To continue the parallels here, how the Flyers see Voracek’s removal is probably similar to how they’d see JVR’s. Yes, they’d be worse off on the ice without him. Yes, they’d have to find a way to replace that offensive production. Yes, that might still be worth it to pick up a big chunk of cap space in a summer where cap space is going to be at a premium.

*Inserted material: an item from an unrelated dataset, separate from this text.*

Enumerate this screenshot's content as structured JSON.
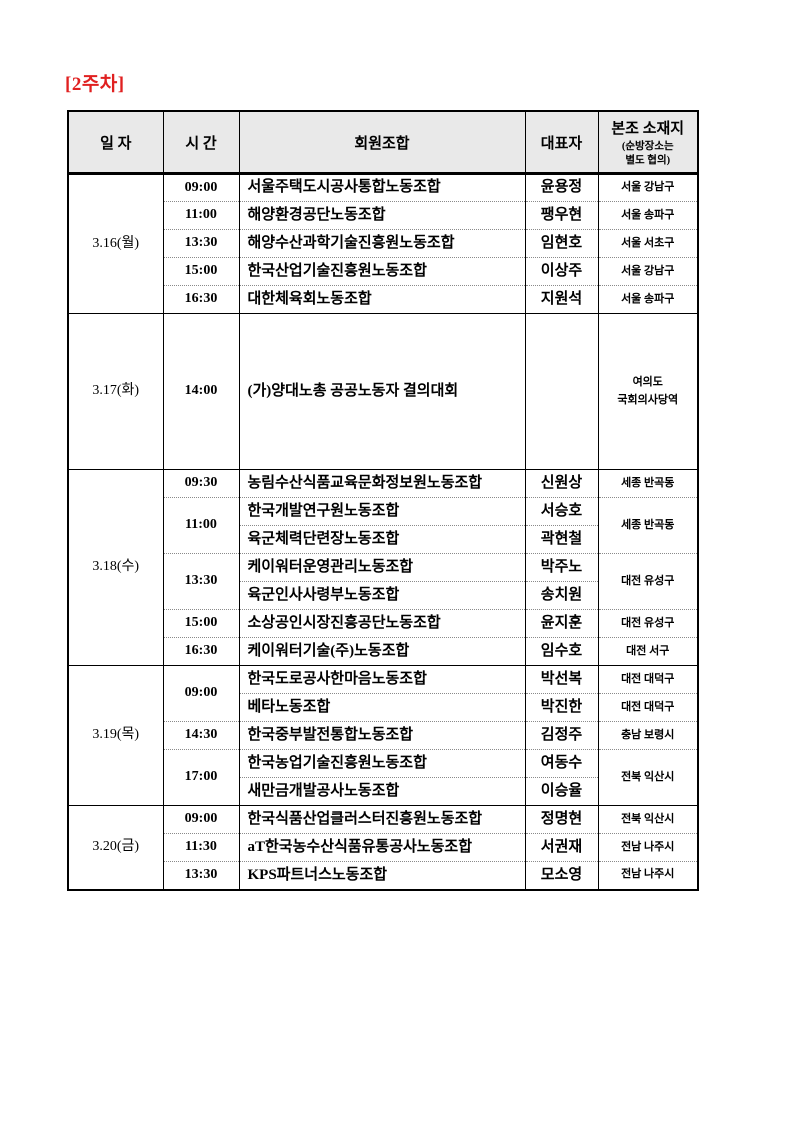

But to a degree it all just feels even more obviously the case with Voracek that it might just be time to move on, and if that wasn’t already clear, Elliotte Friedman’s 31 Thoughts post from this past weekend in which he straight-up says that the Flyers are thinking this seems like a pretty good tell. Voracek has been with the Flyers for a decade, and it’s not his fault that he’s had some really, really good years in there wasted by ineffectiveness elsewhere on the team, but the level of play isn’t where it used to be and you can forgive the Flyers for thinking it isn’t going to get much better as long as he’s here. And if you’re looking for a true “shake-up” move among the guys in the locker room now, Voracek is the one that seems logical: good enough and a big enough name that moving him sends a message, yet not so good or big that his departure creates a hole too big to fill.

Other Notes

Friedman also effectively confirmed in that piece there that Voracek will be exposed in expansion, which we’ve mostly treated as a given from the start due to his contract, which ties us back to the discussion at hand here. How much say Dave Hakstol has in the decision-making process here is anybody’s guess, as is what Hakstol’s actual thoughts on Voracek himself are. Jake had one of the best seasons of his career under Hak in that 2017-18 season, but he had two other full ones and part of a third that were just at the same baseline we’ve seen from him under Alain Vigneault.

Final Verdict

Ultimately, it feels like if Seattle wants to take an expensive winger from the Flyers, it’s more likely they’re going to take van Riemsdyk than they are Voracek. Even so, though, the Flyers have made it clear they’re open to moving on from Voracek, and if they decide the most convenient way to do that is to try and dump that salary onto Seattle as part of some kind of deal, maybe that conversation will be had and Voracek ends up being the pick.

Statistics in this article courtesy of Evolving Hockey unless otherwise noted.